Enterprise VPN
applications created by Palo Alto Systems, Pulse Secure, Cisco, and F5 Networks
are reportedly known to have been 'storing' authentication and session cookies
that too insecurely, as indicated by a DHS/CISA alert with a vulnerability note
issued by CERT/CC, conceivably enabling attackers to sidestep authentication.
The caution
issued on the 14th of April by the Department of Homeland Security's
Cybersecurity and Infrastructure Security Agency (CISA) additionally expresses
that a potential "attacker could exploit this vulnerability to take
control of an affected system."
As detailed in
the Common Weakness Enumeration database in CWE-311, the way that an
application neglects to "encrypt sensitive or critical information before
storage or transmission" could permit would-be attacker to intercept
traffic information, read it and infuse malignant code/information to play out
a Man-in-the-Middle (MitM) attack.
CERT/CC says:
The following products and versions store the
cookie insecurely in log files:
- Palo Alto Networks GlobalProtect Agent 4.1.0
for Windows and GlobalProtect Agent 4.1.10 and earlier for macOS0
(CVE-2019-1573)
- Pulse Secure Connect Secure prior to 8.1R14,
8.2, 8.3R6, and 9.0R2
The following products and versions store the
cookie insecurely in memory:
- Palo Alto Networks GlobalProtect Agent 4.1.0
for Windows and GlobalProtect Agent 4.1.10 and earlier for macOS0
(CVE-2019-1573)
- Pulse Secure Connect Secure prior to 8.1R14,
8.2, 8.3R6, and 9.0R2
-Cisco AnyConnect 4.7.x and prior
As indicated by this
note "It is likely that this configuration is generic to additional VPN
applications," which suggests that many VPN applications from an aggregate
of 237 vendors can conceivably be affected by this data divulgence
vulnerability.
Additionally,
the vulnerability note composed by Carnegie Mellon University's Madison Oliver
says that - "If an attacker has persistent access to a VPN user's endpoint
or exfiltrates the cookie using other methods, they can replay the session and
bypass other authentication methods.
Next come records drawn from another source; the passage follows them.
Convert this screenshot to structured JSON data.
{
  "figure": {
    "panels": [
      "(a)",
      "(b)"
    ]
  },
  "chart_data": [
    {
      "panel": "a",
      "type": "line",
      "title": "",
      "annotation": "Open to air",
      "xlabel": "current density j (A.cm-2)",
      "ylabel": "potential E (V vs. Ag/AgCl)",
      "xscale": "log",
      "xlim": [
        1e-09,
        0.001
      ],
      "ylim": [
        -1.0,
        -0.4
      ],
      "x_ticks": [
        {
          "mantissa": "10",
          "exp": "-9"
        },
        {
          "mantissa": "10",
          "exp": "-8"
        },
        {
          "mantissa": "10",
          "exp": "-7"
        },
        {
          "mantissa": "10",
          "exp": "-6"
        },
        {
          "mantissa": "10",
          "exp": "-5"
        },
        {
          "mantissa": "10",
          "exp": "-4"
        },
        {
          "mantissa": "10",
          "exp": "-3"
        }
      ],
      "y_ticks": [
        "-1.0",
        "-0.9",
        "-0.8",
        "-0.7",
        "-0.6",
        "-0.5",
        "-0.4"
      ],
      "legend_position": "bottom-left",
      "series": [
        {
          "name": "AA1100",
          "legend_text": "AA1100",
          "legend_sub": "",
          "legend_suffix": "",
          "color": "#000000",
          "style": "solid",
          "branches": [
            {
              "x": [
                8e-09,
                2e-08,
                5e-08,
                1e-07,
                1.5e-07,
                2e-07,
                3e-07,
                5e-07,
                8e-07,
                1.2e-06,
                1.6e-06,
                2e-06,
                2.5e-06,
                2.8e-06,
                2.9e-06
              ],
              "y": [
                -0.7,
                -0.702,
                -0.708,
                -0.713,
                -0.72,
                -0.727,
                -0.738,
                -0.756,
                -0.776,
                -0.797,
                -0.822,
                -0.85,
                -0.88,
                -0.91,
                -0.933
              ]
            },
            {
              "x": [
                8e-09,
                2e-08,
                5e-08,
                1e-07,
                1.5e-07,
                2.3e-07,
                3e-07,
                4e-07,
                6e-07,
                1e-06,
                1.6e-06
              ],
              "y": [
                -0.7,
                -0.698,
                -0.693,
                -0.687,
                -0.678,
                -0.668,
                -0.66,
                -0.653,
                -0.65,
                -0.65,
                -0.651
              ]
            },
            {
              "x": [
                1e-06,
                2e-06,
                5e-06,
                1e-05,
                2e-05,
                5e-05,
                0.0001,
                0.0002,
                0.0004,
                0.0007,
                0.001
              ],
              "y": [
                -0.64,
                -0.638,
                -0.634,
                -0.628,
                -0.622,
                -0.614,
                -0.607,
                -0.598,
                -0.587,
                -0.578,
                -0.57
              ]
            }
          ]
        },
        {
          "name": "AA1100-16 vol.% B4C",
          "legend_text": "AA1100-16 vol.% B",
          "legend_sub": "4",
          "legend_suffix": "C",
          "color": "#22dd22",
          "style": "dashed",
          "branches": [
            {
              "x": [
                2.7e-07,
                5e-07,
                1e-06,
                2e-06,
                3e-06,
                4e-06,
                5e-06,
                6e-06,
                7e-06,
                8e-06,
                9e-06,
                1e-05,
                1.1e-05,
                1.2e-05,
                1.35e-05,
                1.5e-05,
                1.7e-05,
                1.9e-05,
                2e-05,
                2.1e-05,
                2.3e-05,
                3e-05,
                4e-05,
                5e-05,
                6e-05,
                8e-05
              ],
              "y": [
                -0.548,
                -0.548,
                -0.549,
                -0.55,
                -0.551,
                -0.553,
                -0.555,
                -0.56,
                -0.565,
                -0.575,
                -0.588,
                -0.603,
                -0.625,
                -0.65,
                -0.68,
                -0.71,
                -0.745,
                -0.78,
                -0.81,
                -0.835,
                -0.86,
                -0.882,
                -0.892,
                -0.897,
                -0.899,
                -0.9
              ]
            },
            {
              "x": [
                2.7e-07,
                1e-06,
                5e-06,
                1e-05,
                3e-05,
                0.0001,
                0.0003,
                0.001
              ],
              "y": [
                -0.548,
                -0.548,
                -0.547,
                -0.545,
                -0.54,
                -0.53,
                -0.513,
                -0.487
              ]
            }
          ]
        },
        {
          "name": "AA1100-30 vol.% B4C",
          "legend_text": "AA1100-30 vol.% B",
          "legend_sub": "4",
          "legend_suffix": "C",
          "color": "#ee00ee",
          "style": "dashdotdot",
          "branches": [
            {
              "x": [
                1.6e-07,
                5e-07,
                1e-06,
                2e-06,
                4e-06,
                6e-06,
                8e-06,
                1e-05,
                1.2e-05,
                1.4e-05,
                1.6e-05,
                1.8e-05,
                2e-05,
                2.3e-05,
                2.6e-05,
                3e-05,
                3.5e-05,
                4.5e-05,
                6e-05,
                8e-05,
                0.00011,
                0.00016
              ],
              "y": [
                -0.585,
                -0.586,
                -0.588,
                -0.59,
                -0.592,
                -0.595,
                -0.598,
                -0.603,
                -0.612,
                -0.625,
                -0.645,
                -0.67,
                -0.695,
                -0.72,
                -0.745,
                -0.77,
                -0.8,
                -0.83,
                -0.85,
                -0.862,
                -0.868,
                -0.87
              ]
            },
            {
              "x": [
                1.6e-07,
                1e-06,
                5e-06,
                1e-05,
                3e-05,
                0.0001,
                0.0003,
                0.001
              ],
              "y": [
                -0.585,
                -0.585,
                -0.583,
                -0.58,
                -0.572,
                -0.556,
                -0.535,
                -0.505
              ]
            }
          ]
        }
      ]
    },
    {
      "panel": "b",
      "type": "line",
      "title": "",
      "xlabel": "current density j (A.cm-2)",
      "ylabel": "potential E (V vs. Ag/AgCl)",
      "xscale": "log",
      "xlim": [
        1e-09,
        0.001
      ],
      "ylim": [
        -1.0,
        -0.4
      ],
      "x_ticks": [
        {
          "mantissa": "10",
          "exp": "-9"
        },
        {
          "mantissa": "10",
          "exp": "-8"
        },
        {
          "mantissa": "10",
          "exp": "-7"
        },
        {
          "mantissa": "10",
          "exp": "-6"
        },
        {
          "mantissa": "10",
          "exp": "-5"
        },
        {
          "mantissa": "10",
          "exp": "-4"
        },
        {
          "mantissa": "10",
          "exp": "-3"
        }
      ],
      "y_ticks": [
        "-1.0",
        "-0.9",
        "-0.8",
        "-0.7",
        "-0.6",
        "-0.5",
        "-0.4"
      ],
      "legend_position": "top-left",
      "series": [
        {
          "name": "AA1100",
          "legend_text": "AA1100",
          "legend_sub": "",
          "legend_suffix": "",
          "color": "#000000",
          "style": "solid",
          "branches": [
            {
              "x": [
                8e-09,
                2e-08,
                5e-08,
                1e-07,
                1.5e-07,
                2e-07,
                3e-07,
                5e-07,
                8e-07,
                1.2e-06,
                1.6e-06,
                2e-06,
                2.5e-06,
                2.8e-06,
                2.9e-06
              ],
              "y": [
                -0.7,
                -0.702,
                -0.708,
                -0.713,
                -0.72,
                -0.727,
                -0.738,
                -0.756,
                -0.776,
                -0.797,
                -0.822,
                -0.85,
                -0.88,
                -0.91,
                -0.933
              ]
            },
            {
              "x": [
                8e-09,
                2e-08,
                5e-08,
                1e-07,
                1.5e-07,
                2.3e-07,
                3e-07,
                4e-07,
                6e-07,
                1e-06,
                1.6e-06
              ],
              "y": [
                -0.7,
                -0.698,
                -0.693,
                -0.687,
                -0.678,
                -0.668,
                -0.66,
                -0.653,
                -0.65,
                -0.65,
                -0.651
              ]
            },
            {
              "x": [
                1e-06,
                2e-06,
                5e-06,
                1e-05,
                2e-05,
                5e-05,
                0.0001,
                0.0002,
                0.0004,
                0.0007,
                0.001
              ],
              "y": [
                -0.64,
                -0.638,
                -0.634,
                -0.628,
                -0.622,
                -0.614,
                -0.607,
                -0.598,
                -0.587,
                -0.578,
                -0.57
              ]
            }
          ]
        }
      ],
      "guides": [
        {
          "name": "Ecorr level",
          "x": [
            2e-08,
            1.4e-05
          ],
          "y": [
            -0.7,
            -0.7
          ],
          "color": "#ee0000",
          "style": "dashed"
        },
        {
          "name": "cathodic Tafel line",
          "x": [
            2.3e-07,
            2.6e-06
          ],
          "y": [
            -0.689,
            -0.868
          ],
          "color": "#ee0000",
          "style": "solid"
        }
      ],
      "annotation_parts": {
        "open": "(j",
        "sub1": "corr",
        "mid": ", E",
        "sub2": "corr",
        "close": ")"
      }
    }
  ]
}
An attacker would then have access to the
same applications that the user does through their VPN session."
While VPN
applications from Check Point Software Technologies and pfSense were found to
not be 'vulnerable', Cisco and Pulse Secure haven't yet issued any data with
respect to this vulnerability. Palo Alto Networks have thusly published a
security advisory with additional information on this data revelation
vulnerability tracked as CVE-2019-1573.
F5 Networks then
again, while being "aware of the insecure memory storage since 2013" chosen
not to fix it and gives the following solution as a relief measure: "To
mitigate this vulnerability, you can use a one-time password or two-factor
authentication instead of password-based authentication."